Am Kupfermarkt herrschte Ende Juli nach der Meldung Aufregung, dass China aus umweltpolitischen Gründen die Importe von Kupferschrott begrenzen könnte. Dies führte zum stärksten Tagesanstieg seit Mitte Februar, da die geringeren Schrottimporte wohl durch höhere Einfuhren von Kupferraffinade aufgefangen werden müssten. Der Verband der chinesischen Nichteisenmetallindustrie gab zu diesem Zeitpunkt unter Berufung auf das chinesische Umweltministerium bekannt, dass ab 2019 bestimmte Metallschrotte, darunter eine spezielle Kupferschrottsorte, nicht mehr eingeführt werden dürfen.

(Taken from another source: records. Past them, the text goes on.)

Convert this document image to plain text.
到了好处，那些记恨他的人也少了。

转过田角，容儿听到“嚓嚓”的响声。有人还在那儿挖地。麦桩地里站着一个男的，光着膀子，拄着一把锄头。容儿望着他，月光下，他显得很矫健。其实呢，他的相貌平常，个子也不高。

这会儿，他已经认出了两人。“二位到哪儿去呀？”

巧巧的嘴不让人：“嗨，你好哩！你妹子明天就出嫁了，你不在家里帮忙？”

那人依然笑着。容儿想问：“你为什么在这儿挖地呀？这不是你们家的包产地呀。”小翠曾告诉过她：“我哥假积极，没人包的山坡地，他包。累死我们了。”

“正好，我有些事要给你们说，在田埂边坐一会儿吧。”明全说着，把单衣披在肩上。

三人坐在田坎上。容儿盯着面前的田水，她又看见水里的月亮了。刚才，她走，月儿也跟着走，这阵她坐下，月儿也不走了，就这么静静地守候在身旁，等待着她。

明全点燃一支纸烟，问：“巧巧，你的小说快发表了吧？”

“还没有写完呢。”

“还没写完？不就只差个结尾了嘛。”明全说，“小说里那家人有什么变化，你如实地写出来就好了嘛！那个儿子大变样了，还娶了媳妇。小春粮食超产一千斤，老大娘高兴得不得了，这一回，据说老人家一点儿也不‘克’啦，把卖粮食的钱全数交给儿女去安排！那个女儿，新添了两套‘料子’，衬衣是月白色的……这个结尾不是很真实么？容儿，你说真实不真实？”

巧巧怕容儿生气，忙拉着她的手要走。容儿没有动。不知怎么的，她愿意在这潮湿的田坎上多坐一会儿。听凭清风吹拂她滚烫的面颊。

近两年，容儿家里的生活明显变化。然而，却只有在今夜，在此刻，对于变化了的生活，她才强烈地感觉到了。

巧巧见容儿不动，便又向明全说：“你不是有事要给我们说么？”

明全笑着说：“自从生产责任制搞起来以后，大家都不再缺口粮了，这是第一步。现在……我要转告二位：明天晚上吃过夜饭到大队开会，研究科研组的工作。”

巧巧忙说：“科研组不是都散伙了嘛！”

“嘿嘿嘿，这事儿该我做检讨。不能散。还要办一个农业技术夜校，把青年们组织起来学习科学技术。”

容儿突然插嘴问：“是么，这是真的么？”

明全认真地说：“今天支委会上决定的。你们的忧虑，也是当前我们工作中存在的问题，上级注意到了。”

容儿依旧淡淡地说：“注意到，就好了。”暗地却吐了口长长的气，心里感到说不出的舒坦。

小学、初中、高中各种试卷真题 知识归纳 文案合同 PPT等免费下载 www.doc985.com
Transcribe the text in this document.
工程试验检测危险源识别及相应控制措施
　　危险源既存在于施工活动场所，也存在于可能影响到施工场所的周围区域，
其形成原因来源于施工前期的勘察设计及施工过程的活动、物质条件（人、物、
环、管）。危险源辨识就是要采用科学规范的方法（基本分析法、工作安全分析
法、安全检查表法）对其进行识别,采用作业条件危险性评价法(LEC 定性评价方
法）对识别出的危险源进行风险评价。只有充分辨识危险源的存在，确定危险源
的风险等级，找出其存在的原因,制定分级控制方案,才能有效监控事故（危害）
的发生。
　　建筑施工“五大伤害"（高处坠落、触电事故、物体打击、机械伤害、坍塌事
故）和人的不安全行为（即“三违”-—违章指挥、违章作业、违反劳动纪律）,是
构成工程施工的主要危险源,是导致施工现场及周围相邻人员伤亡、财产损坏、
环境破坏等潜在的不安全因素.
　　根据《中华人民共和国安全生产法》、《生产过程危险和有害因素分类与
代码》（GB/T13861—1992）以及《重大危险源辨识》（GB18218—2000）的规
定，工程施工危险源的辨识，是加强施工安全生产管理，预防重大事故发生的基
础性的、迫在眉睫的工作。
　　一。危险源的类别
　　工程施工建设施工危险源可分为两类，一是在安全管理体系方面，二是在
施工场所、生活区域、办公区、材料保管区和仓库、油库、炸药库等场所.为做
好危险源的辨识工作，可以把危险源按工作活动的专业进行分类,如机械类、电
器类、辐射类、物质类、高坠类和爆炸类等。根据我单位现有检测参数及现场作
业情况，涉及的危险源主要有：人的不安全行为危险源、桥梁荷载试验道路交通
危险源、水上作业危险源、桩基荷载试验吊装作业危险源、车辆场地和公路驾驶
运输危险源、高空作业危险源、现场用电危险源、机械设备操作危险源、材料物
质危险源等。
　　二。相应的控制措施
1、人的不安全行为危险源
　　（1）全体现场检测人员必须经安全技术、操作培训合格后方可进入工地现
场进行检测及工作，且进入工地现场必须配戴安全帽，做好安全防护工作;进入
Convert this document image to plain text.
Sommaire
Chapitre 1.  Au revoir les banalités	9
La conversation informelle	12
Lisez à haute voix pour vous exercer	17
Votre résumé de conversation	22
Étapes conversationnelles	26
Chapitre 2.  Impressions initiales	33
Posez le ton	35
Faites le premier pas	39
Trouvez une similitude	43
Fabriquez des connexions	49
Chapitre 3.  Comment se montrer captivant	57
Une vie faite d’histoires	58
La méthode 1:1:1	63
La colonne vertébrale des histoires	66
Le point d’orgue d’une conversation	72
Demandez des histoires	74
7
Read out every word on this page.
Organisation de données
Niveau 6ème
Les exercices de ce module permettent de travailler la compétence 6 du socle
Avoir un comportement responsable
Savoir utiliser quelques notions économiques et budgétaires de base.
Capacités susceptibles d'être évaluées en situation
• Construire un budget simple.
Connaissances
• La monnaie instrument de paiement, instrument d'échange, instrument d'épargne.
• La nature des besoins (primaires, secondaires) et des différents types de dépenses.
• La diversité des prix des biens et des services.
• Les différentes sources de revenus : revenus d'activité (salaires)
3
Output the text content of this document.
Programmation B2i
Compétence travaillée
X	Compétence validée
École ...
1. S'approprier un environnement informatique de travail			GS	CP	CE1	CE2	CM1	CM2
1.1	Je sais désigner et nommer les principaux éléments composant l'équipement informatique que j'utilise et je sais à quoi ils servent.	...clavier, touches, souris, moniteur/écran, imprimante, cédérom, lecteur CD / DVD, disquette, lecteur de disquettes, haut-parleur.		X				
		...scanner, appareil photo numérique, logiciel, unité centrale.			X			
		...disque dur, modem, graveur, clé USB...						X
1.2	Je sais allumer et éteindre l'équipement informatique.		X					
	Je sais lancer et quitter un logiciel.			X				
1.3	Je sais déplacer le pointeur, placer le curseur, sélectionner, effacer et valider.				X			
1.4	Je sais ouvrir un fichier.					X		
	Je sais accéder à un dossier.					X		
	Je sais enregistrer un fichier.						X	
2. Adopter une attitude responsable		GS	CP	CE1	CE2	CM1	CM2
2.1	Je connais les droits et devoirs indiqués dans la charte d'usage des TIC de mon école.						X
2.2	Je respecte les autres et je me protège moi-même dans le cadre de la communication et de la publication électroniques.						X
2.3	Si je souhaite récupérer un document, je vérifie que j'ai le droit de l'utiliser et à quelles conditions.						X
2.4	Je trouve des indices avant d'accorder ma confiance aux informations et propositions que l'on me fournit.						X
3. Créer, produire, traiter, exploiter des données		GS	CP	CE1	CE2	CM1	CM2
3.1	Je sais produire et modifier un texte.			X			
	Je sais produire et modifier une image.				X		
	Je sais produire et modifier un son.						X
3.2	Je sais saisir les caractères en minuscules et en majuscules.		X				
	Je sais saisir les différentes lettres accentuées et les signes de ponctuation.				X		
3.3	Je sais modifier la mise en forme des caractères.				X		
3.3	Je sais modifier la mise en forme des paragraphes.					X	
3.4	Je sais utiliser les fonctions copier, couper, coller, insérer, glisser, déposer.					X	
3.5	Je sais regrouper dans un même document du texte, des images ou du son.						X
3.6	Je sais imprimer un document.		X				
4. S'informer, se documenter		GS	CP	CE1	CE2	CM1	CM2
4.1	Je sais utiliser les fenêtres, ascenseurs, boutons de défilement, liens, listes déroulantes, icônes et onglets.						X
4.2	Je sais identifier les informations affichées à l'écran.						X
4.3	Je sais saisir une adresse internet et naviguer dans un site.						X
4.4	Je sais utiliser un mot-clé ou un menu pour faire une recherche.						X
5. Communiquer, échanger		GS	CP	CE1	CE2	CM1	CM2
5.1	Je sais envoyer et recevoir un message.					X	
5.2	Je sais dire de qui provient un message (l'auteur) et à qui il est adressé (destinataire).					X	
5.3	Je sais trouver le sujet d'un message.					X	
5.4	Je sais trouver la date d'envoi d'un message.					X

Laut Einschätzung des staatlichen Research-Instituts Antaike beträfe das Einfuhrverbot aber nur rund 300 Tsd. Tonnen Kupferschrott p.a., was nicht einmal 10% der gesamten chinesischen Kupferschrottimporte des letzten Jahres entspricht (Grafik 3). Etwa drei Wochen später veröffentlichte das Umweltministerium eine Liste von Schrottsorten, die nicht mehr importiert werden dürfen, auf der Kupfer jedoch fehlte. Dies wurde vom Markt völlig ignoriert.
Die Aufregung zuvor war unseres Erachtens also umsonst. Davon abgesehen scheint der globale Kupfermarkt gut versorgt zu sein, zumal die früher im Jahr noch bestehenden Angebotsprobleme weitgehend behoben sind. Die International Copper Study Group berichtete für den globalen Kupfermarkt von Januar bis Mai einen saisonbereinigten Angebotsüberschuss von 125 Tsd. Tonnen. Zur gleichen Zeit im Vorjahr bestand demnach noch ein Angebotsdefizit von 183 Tsd. Tonnen. Mit Ausnahme des Januar gab es dieses Jahr bislang in jedem Monat einen Überschuss.